Le plus scandaleux dans cette affaire, c’est l’absence totale de solutions concrètes. Pas de calendrier clair, pas de plan d’urgence, pas même une reconnaissance sincère de la gravité de la situation. Pendant ce temps, les écoles confisquent les relevés de notes, bloquent les réinscriptions et refusent de délivrer les diplômes. Certains étudiants sont littéralement pris en otage académique. L’État ose même conseiller à ceux qui ont terminé leurs études de demander si leurs diplômes peuvent être récupérés… par l’administration elle-même. Un comble.

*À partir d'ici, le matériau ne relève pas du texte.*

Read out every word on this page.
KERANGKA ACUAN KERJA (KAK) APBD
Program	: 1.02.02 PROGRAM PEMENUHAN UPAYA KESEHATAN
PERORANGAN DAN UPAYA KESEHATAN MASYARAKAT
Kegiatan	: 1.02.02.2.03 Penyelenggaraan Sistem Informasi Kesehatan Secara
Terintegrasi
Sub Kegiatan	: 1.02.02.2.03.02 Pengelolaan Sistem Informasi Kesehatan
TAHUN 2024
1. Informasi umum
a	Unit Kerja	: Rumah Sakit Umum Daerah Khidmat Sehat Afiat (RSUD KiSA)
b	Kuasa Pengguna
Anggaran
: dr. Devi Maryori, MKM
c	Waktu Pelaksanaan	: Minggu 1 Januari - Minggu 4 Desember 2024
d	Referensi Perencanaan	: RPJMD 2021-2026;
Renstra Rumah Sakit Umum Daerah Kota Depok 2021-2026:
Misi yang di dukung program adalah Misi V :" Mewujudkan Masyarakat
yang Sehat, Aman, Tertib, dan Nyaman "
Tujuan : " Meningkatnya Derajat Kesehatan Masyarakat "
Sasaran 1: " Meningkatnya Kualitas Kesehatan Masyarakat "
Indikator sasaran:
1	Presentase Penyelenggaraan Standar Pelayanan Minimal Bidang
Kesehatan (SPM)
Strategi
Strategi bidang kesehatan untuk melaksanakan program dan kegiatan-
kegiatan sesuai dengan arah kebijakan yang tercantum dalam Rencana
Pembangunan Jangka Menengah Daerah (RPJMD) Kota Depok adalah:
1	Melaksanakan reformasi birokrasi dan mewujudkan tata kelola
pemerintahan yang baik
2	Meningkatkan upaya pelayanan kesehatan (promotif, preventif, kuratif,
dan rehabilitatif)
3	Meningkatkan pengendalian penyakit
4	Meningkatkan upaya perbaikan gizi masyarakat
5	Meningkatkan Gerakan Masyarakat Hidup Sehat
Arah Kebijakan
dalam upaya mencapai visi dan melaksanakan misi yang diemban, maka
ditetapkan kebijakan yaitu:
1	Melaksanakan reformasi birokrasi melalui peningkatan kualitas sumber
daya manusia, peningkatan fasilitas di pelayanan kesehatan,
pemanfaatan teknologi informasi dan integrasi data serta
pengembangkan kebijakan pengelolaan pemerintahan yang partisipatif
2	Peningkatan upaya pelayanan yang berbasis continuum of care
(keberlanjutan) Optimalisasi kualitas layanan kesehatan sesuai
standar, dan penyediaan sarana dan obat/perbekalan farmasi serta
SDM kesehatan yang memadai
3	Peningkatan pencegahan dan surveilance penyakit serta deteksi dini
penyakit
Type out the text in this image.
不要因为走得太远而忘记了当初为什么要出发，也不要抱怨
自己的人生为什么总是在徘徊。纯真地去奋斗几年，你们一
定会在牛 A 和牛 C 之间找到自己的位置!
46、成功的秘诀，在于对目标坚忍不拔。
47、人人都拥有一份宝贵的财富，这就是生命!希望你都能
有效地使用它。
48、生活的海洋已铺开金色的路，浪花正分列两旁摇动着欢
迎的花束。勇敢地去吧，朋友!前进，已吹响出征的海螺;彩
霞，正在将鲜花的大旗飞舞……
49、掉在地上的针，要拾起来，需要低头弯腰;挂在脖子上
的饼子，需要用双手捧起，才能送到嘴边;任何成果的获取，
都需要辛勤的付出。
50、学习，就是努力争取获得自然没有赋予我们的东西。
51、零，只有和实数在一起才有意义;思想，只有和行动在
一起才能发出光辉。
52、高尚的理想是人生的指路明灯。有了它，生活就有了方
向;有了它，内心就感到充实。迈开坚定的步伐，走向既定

À quoi sert-il donc d’envoyer des enfants étudier à l’étranger, si c’est pour les jeter ensuite dans l’oubli et la misère ? Pourquoi l’ANBG continue-t-elle à lancer des campagnes de bourses alors qu’elle est incapable d’honorer celles déjà attribuées ? Cette situation n’est pas seulement honteuse, elle est criminelle. Elle brise des vies, détruit des vocations et ridiculise le Gabon sur la scène internationale.
Il est urgent que l’État gabonais cesse ce jeu dangereux avec l’avenir de ses enfants. Ces jeunes ne demandent pas la lune. Ils réclament simplement le respect des engagements pris par leur pays : payer leurs études, assurer leur santé, et leur donner les moyens de réussir. Car au rythme où vont les choses, ce ne sont plus des étudiants qu’on envoie à l’étranger, mais des exilés livrés à eux-mêmes, abandonnés par la patrie qu’ils rêvaient de servir.